As for the visuals, London itself looks great. The textures are crisp, lighting relatively impressive and it's a real treat going through some of the more familiar areas, such as Poplar, Pimlico and I think I even wandered through Slough at one point. These areas are meant to feel familiar, that much is apparent, but they aren't full sized recreations by any stretch, instead added more for character.

When I first began playing Vampyr, I did initially wish the character models and textures were a little better, but like Life is Strange, Vampyr has its own artstyle and while far more detailed than the aforementioned title, is by no means photo realistic and to be honest, it doesn't need to be. Each character is recognisable. Once you've met them you'll know what they look like and generally where to find them.

I should mention though, that there are a fair few bugs (and I don't mean the Spanish Flu) hampering the experience and though I didn't find any to be game-breaking, they are somewhat off-putting. Occasionally the in-game fog will disappear and then suddenly re-appear. I discovered one dialogue segment where there was no sound at all (and I didn't have subtitles turned on, so missed out on a line or two). Sometimes I couldn't load the game up because it would be stuck at the main menu (this was uncommon, but happened about three times during my 40+ hour playthrough). Other times the game would error report and close down, but most of all, it mainly suffers with loading problems and spelling errors. Without these issues, it'd be deserving of a slightly higher score, but as it stands, it's a great game, hindered by said issues and that's a bit of a shame.

Overall, there's a lot to like about Vampyr. It does a lot of things right and even though I feel more emphasis was placed on the story and dialogue over the combat, getting to know the many characters of London and becoming Judge, Jury and Executioner as a creature (with a conscience) of the Night was a lot of fun. I do wish there was less running around and healing NPC's after each rest (which you have to do to level up), because it can feel like quite the chore, but the story is where Vampyr excels, which is something Dontnod have somewhat mastered.
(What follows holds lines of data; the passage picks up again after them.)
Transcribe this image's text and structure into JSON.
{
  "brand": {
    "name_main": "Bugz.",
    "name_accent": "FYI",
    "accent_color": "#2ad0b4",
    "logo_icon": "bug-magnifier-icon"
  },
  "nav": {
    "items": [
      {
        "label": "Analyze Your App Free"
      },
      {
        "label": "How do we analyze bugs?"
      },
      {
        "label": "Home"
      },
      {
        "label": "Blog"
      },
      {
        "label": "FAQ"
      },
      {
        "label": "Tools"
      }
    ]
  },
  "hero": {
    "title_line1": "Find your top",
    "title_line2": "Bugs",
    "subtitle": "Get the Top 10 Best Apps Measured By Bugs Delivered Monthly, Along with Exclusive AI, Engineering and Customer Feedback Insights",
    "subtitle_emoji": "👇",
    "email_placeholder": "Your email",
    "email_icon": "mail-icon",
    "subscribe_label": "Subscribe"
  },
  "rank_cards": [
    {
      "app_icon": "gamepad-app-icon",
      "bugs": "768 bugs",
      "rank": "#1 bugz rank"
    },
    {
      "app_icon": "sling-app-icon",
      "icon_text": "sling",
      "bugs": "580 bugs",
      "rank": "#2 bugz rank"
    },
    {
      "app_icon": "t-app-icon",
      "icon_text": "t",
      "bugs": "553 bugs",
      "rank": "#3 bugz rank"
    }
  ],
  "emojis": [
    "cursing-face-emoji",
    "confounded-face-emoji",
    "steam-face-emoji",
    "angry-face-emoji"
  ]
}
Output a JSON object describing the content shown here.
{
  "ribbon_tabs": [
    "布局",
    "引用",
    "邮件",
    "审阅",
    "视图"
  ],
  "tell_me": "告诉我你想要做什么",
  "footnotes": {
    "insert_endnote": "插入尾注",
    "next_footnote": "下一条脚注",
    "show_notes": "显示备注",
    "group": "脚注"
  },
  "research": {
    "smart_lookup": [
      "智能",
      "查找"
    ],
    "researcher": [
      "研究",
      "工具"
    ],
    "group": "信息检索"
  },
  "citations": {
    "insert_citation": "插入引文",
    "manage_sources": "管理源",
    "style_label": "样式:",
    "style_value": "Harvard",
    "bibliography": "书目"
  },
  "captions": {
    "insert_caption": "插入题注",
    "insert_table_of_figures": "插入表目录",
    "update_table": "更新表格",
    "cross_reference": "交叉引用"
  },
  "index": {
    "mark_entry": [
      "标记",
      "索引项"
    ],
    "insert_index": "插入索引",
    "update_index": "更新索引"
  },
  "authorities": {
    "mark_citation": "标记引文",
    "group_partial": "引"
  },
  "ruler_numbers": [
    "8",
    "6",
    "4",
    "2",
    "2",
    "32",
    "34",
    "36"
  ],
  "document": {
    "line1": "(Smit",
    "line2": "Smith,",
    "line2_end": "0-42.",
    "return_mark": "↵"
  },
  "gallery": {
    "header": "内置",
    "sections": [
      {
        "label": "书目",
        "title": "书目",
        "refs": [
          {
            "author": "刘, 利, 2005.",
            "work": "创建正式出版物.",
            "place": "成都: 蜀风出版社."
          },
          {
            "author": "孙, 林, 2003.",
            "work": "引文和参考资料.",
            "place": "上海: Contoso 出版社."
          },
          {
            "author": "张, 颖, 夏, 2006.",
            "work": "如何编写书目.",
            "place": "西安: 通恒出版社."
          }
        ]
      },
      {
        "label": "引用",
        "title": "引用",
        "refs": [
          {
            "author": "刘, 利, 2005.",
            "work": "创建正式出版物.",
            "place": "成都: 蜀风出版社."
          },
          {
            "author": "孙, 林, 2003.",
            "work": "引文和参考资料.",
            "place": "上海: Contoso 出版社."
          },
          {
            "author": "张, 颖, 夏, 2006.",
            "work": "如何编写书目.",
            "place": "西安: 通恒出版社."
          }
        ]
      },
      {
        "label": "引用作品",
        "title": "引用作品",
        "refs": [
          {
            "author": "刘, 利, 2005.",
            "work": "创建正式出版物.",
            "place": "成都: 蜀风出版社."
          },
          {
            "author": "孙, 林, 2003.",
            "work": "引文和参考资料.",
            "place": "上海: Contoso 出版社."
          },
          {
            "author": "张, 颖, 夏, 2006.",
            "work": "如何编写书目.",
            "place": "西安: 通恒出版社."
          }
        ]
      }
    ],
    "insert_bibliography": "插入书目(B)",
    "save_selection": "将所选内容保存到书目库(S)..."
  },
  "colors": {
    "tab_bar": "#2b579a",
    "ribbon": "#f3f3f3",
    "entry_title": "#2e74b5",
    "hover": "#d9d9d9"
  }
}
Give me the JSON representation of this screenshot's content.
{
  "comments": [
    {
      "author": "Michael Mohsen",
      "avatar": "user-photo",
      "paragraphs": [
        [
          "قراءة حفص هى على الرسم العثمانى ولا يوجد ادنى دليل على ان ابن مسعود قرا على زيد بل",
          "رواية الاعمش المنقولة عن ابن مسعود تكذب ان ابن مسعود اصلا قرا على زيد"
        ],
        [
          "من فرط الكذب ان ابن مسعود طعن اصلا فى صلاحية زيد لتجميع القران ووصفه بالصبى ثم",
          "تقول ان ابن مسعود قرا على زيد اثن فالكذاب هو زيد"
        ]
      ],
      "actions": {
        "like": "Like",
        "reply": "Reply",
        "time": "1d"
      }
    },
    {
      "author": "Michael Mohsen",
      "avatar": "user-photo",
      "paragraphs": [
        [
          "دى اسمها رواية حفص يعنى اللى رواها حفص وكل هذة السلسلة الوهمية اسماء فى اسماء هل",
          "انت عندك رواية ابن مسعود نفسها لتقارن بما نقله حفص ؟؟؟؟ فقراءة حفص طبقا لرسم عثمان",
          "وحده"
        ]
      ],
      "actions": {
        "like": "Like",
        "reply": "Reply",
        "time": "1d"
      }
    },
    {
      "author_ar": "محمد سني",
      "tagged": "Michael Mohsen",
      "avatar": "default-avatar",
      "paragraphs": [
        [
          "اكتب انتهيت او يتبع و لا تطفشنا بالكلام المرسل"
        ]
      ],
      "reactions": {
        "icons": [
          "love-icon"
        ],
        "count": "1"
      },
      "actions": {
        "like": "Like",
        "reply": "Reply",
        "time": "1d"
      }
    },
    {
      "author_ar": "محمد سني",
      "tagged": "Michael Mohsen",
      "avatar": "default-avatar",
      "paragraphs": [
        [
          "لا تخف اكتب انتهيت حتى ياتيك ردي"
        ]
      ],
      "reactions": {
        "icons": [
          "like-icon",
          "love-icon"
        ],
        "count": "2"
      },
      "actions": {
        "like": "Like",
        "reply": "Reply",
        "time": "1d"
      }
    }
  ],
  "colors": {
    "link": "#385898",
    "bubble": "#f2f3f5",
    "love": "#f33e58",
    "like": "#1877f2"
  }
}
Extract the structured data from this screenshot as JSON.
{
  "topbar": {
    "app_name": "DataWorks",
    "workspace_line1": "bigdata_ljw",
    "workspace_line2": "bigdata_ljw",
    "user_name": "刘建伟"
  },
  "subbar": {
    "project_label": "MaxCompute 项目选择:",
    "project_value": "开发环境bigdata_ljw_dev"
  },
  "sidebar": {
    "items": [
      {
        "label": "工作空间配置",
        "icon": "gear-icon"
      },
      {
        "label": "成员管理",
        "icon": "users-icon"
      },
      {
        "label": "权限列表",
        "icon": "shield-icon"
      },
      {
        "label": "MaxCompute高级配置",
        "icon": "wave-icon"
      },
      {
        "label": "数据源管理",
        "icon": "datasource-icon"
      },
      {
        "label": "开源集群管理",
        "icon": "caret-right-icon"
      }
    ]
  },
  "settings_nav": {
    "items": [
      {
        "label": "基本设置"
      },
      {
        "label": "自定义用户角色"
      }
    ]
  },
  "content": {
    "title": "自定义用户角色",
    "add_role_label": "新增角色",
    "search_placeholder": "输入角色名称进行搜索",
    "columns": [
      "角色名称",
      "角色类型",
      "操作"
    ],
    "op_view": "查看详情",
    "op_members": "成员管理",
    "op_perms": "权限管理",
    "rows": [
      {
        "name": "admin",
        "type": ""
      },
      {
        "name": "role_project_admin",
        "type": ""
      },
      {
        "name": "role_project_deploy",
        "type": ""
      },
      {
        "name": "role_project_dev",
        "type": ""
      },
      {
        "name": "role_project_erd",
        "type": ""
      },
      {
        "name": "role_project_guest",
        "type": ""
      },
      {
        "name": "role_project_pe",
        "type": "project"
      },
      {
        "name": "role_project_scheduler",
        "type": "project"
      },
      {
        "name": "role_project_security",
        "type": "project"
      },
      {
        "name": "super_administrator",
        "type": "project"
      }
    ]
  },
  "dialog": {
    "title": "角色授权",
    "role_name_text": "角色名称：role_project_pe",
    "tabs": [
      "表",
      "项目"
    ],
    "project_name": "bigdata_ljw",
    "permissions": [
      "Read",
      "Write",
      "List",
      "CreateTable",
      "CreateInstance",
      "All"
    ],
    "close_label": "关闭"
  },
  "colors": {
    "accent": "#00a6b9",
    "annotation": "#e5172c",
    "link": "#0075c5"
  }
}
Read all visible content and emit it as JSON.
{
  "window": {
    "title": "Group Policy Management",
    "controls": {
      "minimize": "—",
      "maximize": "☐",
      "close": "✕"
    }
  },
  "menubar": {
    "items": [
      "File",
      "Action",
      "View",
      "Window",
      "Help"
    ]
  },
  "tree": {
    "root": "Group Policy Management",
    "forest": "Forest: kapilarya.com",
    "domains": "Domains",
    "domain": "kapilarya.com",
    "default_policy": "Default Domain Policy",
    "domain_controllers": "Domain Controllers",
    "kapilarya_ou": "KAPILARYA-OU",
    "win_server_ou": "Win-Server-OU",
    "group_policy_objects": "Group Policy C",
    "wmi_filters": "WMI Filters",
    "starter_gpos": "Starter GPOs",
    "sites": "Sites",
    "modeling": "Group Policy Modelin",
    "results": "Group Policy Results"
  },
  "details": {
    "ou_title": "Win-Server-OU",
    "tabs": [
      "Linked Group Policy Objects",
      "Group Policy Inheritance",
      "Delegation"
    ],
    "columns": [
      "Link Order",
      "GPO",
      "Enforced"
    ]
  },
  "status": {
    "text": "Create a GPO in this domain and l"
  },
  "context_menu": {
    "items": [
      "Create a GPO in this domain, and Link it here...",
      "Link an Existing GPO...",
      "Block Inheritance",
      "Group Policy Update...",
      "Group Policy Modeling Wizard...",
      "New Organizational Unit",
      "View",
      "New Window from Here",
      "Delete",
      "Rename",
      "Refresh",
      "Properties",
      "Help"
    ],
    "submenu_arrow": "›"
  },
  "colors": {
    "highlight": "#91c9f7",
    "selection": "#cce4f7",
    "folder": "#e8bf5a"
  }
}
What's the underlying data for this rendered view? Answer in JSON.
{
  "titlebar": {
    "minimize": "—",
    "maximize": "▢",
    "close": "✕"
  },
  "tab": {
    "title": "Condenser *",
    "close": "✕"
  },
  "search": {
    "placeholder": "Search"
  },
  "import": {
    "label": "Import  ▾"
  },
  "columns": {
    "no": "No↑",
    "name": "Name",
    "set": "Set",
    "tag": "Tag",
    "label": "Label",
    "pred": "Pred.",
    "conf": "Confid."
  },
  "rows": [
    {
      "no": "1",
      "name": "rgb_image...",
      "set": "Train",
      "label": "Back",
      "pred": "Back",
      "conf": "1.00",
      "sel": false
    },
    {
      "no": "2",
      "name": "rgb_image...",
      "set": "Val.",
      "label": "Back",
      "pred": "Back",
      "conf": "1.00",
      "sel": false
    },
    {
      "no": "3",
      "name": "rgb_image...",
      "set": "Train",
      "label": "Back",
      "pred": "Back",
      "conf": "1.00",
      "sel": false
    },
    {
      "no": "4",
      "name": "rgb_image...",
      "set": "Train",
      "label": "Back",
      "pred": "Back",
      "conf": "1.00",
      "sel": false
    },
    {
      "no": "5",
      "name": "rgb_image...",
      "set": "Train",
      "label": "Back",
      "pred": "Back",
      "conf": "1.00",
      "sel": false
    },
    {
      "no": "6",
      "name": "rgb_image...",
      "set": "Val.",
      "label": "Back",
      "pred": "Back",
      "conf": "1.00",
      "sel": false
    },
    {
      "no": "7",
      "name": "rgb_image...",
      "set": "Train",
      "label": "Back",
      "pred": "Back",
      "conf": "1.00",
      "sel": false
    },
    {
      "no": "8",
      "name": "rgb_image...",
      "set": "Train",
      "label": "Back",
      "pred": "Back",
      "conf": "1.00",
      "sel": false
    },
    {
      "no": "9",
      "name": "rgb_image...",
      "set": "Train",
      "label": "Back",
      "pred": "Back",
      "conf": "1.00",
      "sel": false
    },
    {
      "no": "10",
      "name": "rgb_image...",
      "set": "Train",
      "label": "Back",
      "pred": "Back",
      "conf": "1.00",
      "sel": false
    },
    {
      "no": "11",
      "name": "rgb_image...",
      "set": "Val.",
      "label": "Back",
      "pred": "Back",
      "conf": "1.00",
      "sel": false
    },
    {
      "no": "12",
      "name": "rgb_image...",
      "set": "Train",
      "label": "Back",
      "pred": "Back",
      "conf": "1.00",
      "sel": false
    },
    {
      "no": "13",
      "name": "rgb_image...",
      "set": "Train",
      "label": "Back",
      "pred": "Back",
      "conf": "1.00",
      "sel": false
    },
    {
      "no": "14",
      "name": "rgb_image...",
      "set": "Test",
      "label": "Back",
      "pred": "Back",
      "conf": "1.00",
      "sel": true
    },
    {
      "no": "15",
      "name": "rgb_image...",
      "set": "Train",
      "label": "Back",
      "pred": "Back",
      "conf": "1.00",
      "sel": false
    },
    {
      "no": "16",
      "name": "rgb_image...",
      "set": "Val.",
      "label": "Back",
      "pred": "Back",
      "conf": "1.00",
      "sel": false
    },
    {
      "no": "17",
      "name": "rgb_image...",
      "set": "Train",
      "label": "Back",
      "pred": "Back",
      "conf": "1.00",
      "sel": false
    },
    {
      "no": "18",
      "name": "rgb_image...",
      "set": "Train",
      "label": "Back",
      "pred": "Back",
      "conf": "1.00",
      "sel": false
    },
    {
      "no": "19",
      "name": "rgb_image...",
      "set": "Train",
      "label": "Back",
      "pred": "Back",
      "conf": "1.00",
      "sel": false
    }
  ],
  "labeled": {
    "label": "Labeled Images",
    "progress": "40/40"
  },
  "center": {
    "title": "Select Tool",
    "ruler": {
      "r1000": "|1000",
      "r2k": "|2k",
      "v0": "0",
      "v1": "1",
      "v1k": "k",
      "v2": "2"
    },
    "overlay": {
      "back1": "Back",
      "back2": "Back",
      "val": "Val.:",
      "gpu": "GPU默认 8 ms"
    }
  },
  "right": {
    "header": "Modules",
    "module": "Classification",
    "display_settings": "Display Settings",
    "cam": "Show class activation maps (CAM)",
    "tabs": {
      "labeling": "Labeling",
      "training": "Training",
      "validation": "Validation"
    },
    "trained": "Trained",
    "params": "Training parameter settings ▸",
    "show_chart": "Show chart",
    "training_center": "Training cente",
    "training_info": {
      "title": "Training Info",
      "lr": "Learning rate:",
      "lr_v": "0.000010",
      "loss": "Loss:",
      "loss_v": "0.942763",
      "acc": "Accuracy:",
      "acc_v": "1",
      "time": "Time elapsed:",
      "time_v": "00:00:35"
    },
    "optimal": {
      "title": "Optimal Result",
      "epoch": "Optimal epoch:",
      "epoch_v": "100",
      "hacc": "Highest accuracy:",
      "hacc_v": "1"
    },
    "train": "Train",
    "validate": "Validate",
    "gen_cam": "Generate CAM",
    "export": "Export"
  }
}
That said, I didn't feel as strongly about this as I did playing Life is Strange, but Vampyr is a different type of game and by no stretch a hollow experience. Given time (and a sequel), I feel this could become a great rival to Vampire The Masquerade: Bloodlines and I hope we get to see more of Dr. Jonathan Reid again some day.

We score our games with review stamps ranging from "Not For Us" (1-2/10) to "Must Play" (9-10/10) and with Vampyr being a solid 8/10 from us, we give it the "Great Game" status.